United States v. Burns, No. 19-3205 (8th Cir. 2021)
Annotate this CaseThe Eighth Circuit affirmed defendant's conviction for wire fraud under 18 U.S.C. 1343. Defendant's conviction stemmed from his involvement in a scheme to construct an aquaponics facility. The court concluded that the evidence was sufficient to support defendant's conviction; the district court did not abuse its discretion by instructing the jury on willful blindness; the district court did not err by giving a jury instruction that enabled a finding that only defendant committed wire fraud; the district court did not err by giving an explicit unanimity instruction where there was no genuine risk of the jury finding nonunanimously; and defendant waived his argument that the district court did not err by sua sponte individually polling the jury.

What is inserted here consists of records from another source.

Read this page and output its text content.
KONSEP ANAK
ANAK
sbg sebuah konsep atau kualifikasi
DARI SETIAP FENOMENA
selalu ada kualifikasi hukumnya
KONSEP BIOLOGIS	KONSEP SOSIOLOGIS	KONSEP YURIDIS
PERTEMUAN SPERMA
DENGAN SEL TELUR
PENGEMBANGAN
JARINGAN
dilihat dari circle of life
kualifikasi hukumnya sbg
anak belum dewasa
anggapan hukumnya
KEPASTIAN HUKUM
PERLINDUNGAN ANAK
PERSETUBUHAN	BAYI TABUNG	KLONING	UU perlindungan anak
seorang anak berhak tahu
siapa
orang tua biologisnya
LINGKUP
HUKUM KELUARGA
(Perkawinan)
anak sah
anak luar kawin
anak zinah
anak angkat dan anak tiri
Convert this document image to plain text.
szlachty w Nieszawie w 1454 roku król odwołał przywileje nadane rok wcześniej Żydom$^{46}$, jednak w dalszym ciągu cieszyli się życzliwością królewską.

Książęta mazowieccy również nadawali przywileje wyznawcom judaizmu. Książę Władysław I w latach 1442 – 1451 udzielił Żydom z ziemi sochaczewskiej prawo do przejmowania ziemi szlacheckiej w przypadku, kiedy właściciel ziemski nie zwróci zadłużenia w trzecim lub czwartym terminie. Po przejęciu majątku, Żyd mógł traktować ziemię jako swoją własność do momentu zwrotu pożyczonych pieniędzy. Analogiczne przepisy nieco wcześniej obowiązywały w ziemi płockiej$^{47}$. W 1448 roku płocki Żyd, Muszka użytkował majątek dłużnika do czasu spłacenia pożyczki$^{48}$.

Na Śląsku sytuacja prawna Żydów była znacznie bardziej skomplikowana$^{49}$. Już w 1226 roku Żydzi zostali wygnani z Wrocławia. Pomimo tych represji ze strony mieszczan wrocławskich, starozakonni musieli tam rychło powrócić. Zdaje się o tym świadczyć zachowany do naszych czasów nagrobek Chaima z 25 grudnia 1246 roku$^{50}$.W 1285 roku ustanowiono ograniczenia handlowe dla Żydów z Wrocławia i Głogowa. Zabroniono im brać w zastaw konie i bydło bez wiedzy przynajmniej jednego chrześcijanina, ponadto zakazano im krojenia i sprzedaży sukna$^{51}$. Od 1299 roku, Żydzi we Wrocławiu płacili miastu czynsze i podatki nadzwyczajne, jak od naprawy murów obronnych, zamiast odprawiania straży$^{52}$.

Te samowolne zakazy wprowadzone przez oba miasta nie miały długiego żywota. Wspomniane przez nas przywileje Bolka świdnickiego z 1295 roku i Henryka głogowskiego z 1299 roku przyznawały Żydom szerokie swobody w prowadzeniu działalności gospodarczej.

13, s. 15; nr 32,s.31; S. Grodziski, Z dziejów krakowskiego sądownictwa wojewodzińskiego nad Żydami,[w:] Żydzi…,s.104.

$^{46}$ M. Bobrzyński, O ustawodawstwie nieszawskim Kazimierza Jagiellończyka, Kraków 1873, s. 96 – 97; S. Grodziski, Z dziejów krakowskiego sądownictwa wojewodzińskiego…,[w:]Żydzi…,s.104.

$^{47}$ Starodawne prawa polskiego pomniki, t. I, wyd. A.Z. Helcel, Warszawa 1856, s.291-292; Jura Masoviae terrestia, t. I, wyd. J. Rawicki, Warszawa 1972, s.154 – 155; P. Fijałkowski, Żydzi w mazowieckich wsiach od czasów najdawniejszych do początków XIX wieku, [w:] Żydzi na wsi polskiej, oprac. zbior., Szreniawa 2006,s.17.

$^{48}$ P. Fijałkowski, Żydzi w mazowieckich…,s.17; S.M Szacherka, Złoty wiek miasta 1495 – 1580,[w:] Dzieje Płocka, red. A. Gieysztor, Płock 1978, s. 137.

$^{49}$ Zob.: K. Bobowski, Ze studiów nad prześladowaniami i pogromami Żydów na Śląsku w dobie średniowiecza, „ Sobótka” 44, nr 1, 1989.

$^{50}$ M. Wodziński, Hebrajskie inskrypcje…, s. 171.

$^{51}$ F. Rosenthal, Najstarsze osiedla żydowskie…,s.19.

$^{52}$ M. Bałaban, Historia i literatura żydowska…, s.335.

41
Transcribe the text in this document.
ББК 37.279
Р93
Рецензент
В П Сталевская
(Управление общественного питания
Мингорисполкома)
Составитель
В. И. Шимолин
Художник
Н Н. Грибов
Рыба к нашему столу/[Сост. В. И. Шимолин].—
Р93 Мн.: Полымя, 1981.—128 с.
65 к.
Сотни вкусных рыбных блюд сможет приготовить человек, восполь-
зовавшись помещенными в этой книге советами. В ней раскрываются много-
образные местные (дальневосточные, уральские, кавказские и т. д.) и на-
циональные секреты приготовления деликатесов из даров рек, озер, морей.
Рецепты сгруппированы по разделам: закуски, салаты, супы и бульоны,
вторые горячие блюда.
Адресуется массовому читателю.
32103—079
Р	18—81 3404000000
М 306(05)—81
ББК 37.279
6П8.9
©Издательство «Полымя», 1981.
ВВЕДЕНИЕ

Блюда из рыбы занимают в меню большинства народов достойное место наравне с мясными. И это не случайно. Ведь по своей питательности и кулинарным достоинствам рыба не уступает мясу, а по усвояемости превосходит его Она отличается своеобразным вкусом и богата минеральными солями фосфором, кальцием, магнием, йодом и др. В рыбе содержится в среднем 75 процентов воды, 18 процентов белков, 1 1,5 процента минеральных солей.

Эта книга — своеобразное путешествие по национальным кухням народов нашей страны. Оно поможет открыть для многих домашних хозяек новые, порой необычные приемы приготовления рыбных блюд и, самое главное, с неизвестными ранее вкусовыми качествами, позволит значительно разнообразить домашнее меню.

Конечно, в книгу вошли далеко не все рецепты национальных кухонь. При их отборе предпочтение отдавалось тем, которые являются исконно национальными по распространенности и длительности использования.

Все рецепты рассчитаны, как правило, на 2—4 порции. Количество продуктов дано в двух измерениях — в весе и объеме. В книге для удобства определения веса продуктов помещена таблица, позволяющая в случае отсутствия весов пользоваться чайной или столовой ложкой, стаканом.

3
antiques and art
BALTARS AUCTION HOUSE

Court Description: [Smith, Author, with Loken and Gruender, Circuit Judges] Criminal case - Criminal law. In a wire fraud prosecution concerning defendant's representations to investors in an aquaponics operation, the evidence was sufficient for the jury to find defendant had actual knowledge of the fraud or was willfully blind; the district court did not err, on this record, in giving a willful blindness instruction; the wire fraud instruction did not constitute an impermissible variance from the indictment; claim that the district court should have sua sponte given an explicit unanimity instruction rejected; defendant waived the issue of an individual poll of the jurors when his counsel declined the judge's offer to conduct such a poll.